I sit through many conference cases of high-risk abuse, and it seems to be getting worse and worse. The young men perpetrating abuse are getting younger and are onto their second or third partners where they continue unremittingly. I hear awful details of trafficking and parents offering their children to be exploited. I can come out of such meetings with a migraine as if hit by recurrent blows.
Other times I sit with those families who are waiting for a court hearing to see if their beloved children will be removed. While they would do anything for this not to happen, they do not have the capacity to change things. I feel deep sadness, wanting to weep, and holding a compassion for every one. And yet I also observe the resilience and courage of my colleagues working in this field, and the strong support they give each other, all of which inspires and moves me constantly.
So what happens when I go home and try to sleep at night with the heaviness of horror stories reverberating on? Heartfulness offers a process of cleaning: removing all the impressions of the day and replenishing the system with light. It clears an inner space that is then filled with lightness and nourishment. I end that day and begin the next day lighter. In the morning I also meditate with Transmission, and find that a deeper presence hears the daily stories and helps to hold them.
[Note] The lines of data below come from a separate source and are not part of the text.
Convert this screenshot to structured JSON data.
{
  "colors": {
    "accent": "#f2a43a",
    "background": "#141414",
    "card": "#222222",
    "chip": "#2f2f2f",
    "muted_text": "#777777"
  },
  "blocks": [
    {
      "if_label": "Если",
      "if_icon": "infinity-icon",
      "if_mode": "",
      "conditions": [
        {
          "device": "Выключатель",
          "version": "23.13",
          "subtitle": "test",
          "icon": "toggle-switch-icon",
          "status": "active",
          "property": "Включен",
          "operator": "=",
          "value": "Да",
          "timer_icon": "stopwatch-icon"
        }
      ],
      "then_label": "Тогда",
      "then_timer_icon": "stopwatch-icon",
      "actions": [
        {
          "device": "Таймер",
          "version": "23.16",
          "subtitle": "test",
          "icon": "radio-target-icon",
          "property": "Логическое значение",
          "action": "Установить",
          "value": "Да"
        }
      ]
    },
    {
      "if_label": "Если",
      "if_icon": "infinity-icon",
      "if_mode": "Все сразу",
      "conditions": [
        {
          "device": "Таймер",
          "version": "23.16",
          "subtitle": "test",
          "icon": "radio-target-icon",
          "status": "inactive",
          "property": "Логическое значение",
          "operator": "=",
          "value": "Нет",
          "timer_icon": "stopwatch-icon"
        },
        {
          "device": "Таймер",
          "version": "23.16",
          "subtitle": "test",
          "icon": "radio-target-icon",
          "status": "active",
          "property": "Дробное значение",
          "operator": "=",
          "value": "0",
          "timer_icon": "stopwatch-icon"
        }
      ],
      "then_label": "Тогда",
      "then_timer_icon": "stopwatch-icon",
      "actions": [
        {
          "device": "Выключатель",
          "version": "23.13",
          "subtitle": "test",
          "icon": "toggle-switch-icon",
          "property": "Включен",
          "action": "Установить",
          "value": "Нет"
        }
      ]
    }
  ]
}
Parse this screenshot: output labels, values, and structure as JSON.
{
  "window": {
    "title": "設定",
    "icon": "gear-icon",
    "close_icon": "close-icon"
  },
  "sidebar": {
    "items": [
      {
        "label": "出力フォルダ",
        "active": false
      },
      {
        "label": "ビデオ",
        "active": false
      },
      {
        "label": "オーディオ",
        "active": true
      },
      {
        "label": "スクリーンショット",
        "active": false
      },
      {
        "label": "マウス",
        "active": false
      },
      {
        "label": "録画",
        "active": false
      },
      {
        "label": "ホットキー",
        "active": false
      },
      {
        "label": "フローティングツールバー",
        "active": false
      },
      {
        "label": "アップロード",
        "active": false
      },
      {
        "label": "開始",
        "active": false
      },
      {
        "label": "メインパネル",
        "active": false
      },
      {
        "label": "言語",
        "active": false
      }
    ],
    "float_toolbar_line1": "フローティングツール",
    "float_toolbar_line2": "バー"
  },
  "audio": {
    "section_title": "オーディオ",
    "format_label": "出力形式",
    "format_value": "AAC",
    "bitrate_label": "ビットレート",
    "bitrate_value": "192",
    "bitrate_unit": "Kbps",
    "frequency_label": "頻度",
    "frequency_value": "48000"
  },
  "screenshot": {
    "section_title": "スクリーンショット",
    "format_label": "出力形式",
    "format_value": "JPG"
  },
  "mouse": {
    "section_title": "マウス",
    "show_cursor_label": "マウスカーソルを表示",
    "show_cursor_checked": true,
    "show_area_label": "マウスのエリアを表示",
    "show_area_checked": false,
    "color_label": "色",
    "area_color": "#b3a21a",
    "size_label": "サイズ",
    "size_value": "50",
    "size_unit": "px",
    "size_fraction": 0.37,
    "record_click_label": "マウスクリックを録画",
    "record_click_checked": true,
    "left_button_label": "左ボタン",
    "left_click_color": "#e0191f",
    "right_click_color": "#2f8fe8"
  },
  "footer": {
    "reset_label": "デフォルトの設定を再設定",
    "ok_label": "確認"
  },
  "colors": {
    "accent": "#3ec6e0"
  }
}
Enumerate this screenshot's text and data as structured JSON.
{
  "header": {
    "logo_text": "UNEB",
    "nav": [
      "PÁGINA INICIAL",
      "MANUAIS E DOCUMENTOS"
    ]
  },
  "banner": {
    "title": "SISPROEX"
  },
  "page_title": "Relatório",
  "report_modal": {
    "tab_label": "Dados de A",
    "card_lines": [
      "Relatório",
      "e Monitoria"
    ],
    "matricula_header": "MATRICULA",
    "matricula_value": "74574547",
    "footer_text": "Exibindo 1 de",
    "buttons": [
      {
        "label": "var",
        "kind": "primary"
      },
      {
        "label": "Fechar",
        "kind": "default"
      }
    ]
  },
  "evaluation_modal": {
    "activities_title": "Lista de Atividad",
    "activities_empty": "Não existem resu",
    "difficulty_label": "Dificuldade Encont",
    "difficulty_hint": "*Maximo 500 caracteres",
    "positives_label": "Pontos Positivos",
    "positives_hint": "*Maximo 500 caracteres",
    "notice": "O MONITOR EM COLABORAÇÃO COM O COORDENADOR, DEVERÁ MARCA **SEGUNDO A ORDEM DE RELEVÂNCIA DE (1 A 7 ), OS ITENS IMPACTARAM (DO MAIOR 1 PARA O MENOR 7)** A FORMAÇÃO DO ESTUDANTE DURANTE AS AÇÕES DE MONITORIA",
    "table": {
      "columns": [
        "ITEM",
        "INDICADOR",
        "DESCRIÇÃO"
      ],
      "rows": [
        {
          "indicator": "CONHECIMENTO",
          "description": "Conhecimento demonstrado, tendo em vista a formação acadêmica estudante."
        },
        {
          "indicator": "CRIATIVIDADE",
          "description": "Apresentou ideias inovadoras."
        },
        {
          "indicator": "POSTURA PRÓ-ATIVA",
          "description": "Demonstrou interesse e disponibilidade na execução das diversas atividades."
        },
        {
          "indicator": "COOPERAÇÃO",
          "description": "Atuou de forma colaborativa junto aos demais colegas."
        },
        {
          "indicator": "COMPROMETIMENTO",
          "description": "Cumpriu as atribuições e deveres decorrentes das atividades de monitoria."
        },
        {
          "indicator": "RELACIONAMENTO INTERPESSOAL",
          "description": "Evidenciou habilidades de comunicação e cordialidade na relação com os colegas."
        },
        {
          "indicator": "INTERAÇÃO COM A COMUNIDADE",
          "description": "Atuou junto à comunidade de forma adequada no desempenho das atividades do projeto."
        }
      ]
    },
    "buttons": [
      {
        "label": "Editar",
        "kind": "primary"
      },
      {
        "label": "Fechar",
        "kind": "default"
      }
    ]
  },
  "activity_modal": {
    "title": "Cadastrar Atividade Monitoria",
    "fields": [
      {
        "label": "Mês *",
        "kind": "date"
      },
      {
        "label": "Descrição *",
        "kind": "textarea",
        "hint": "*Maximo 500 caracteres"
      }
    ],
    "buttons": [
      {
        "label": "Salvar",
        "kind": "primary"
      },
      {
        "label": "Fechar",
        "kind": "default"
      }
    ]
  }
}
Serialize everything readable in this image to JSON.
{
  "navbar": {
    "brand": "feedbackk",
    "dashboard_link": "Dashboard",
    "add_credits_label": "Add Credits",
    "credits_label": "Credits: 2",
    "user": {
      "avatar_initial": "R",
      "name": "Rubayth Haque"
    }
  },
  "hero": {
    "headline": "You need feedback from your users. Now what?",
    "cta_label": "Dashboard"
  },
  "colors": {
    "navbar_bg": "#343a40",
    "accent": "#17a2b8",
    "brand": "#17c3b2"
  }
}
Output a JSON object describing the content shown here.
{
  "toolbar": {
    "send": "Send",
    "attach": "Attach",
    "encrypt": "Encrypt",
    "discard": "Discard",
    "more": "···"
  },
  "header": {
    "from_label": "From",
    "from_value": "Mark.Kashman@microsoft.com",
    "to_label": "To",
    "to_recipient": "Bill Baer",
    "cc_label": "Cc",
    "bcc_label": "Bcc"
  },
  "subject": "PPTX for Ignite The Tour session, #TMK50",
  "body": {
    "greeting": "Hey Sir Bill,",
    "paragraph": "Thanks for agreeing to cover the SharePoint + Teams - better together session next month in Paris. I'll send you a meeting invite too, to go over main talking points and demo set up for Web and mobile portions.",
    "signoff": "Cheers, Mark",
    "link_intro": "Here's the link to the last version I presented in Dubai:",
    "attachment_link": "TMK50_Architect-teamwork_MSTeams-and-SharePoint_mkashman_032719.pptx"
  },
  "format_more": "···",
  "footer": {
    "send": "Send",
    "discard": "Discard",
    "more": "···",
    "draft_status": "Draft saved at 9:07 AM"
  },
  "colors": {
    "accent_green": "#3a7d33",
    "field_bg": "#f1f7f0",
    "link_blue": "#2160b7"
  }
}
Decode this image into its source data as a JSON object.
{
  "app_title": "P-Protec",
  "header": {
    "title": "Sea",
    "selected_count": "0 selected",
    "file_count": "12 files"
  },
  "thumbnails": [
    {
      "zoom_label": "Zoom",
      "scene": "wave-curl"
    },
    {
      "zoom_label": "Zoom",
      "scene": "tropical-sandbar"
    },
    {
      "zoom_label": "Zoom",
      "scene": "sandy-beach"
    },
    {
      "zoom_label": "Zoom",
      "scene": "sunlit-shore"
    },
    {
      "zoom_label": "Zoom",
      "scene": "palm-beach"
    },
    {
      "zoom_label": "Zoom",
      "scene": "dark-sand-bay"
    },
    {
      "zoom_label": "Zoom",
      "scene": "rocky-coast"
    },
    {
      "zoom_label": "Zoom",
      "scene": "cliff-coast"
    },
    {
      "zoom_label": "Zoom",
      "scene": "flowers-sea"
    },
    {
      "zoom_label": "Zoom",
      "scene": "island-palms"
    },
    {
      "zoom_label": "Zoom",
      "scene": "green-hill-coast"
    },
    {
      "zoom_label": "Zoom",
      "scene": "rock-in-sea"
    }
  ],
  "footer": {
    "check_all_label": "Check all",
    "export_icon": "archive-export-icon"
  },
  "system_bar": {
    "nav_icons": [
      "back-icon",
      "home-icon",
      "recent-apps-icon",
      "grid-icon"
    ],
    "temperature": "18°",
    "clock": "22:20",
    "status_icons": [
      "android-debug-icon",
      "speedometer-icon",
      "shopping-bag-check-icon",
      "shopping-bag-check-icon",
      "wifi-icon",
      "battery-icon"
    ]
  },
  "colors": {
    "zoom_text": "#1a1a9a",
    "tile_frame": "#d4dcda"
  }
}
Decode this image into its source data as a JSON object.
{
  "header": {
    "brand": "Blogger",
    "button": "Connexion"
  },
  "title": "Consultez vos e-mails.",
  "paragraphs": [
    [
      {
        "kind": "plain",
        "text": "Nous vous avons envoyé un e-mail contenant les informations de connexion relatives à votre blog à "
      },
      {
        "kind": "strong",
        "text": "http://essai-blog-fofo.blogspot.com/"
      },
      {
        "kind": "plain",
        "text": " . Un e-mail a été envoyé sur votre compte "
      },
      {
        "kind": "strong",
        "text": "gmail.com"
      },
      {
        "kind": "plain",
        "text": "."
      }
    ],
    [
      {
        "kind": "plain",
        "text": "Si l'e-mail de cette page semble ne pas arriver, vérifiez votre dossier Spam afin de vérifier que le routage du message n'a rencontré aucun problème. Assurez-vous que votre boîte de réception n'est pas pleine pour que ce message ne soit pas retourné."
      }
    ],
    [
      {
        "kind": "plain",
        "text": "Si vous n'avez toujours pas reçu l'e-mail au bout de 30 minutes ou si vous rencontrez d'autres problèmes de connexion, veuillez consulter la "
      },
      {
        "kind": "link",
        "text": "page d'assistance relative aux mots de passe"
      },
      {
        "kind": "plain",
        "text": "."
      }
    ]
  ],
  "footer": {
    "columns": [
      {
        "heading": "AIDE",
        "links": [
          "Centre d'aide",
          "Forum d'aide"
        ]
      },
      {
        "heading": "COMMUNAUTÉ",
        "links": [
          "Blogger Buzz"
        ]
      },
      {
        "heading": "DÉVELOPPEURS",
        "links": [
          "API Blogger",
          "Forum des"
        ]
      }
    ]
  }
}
My heart receives daily nourishment.
What a surprise to find myself at this point in my career more ready to offer a compassionate space for many different voices and lives! I feel a continuing vitality for my work. I inhabit a softer feeling space with no hard edges, in which troubles can be housed carefully and given time to make sense. Across the tension of difference among police, colleagues, social workers, health visitors, the child protection agency and families, there is a welcoming feeling of meeting and understanding. It is like being a gardener watering and tending to all the plants equally; a sheltered place with the potential for growth into the future. Many of the rough edges between myself and others have been dissolved, leaving me freer to meet all people as they are.